Como vem sendo entendimento pacífico desta Secção do
STA, “a tributação por métodos indirectos não só não
constitui o meio normal, como a possibilidade do seu uso
está restringida aos casos em que a lei expressamente a
admite, verificados que estejam determinados
pressupostos” (vide, por todos, os Acórdãos desta secção
do STA de 7/5/03, in rec. nº 243/03 e de 2/2/06, in rec. nº
1.011/05, citados por aquele Magistrado).

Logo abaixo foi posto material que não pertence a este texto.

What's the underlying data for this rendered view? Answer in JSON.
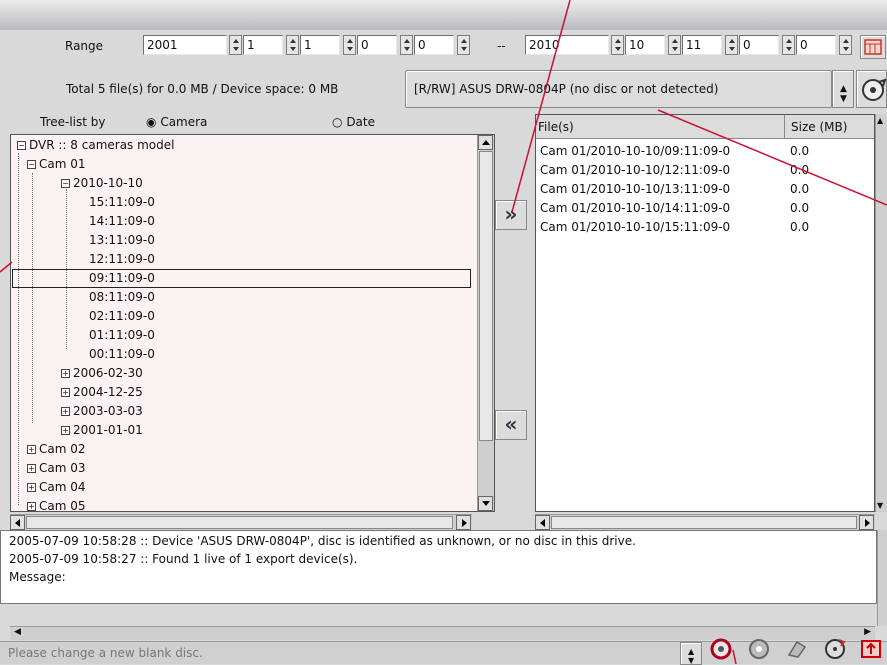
{
  "range": {
    "label": "Range",
    "from": {
      "year": "2001",
      "month": "1",
      "day": "1",
      "hour": "0",
      "minute": "0"
    },
    "separator": "--",
    "to": {
      "year": "2010",
      "month": "10",
      "day": "11",
      "hour": "0",
      "minute": "0"
    }
  },
  "summary": "Total 5 file(s) for 0.0 MB / Device space: 0 MB",
  "device": {
    "selected": "[R/RW] ASUS DRW-0804P (no disc or not detected)"
  },
  "treelist": {
    "label": "Tree-list by",
    "options": [
      {
        "label": "Camera",
        "selected": true
      },
      {
        "label": "Date",
        "selected": false
      }
    ]
  },
  "tree": {
    "root": "DVR :: 8 cameras model",
    "cam01": "Cam 01",
    "date_open": "2010-10-10",
    "times": [
      "15:11:09-0",
      "14:11:09-0",
      "13:11:09-0",
      "12:11:09-0",
      "09:11:09-0",
      "08:11:09-0",
      "02:11:09-0",
      "01:11:09-0",
      "00:11:09-0"
    ],
    "selected_time": "09:11:09-0",
    "other_dates": [
      "2006-02-30",
      "2004-12-25",
      "2003-03-03",
      "2001-01-01"
    ],
    "other_cams": [
      "Cam 02",
      "Cam 03",
      "Cam 04",
      "Cam 05"
    ]
  },
  "buttons": {
    "add": "»",
    "remove": "«"
  },
  "files": {
    "col_file": "File(s)",
    "col_size": "Size (MB)",
    "rows": [
      {
        "file": "Cam 01/2010-10-10/09:11:09-0",
        "size": "0.0"
      },
      {
        "file": "Cam 01/2010-10-10/12:11:09-0",
        "size": "0.0"
      },
      {
        "file": "Cam 01/2010-10-10/13:11:09-0",
        "size": "0.0"
      },
      {
        "file": "Cam 01/2010-10-10/14:11:09-0",
        "size": "0.0"
      },
      {
        "file": "Cam 01/2010-10-10/15:11:09-0",
        "size": "0.0"
      }
    ]
  },
  "log": {
    "lines": [
      "2005-07-09 10:58:28 :: Device 'ASUS DRW-0804P', disc is identified as unknown, or no disc in this drive.",
      "2005-07-09 10:58:27 :: Found 1 live of 1 export device(s).",
      "Message:"
    ]
  },
  "status": {
    "text": "Please change a new blank disc."
  },
  "colors": {
    "annotation": "#cc1030",
    "select_border": "#222222"
  }
}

No caso dos autos e como resulta do probatório, os peritos
dos Serviços da Fiscalização Tributária detectaram a
dedução indevida de IVA pelo impugnante e que o mesmo
não apresentou a sua escrita, pelo que a dedução foi
efectuada com suporte em documentos sem a forma legal
(cfr. artº 19º, nº 2 do CIVA), o que originou que a
Administração tivesse procedido, nos termos do disposto
no artº 82º do CIVA, a uma liquidação adicional para
pagamento daquele montante, apurado com base em
correcções e sem que tivesse, assim, havido recurso a
presunções ou estimativas (vide als. f), g) e h) do
probatório).
Deste modo, é evidente que face a um tal probatório,
aceita-se a consequência tirada na sentença recorrida,
segundo o qual se justificou o recurso ao método de
avaliação directa.
Sendo assim e face ao circunstancialismo exposto, nada
justificava que a Administração recorresse a métodos
indirectos, que neste campo age vinculadamente, por não
se verificarem os seus pressupostos, nem à recorrente era
lícito exigir o apuramento do imposto em causa de acordo
com esses métodos, pois não pode falar-se num direito dos
contribuintes a esta modalidade de tributação, uma vez
que está, sobretudo, prevista para defesa dos interesses do
Estado.
4 – E, ao contrário do alegado pela recorrente, não foi,
igualmente, desrespeitado o princípio da legalidade, uma
vez que foi, ainda, no cumprimento de tais princípios que
o mesmo acto de liquidação foi praticado, com recurso às
faladas correcções.
5 – Nestes termos, acorda-se em negar provimento ao
recurso e manter a sentença recorrida.
Custas pela recorrente, fixando-se a procuradoria em 50%.
Lisboa, 3 Dezembro de 2008. – Pimenta do Vale (relator)
– António Calhau – Brandão de Pinho.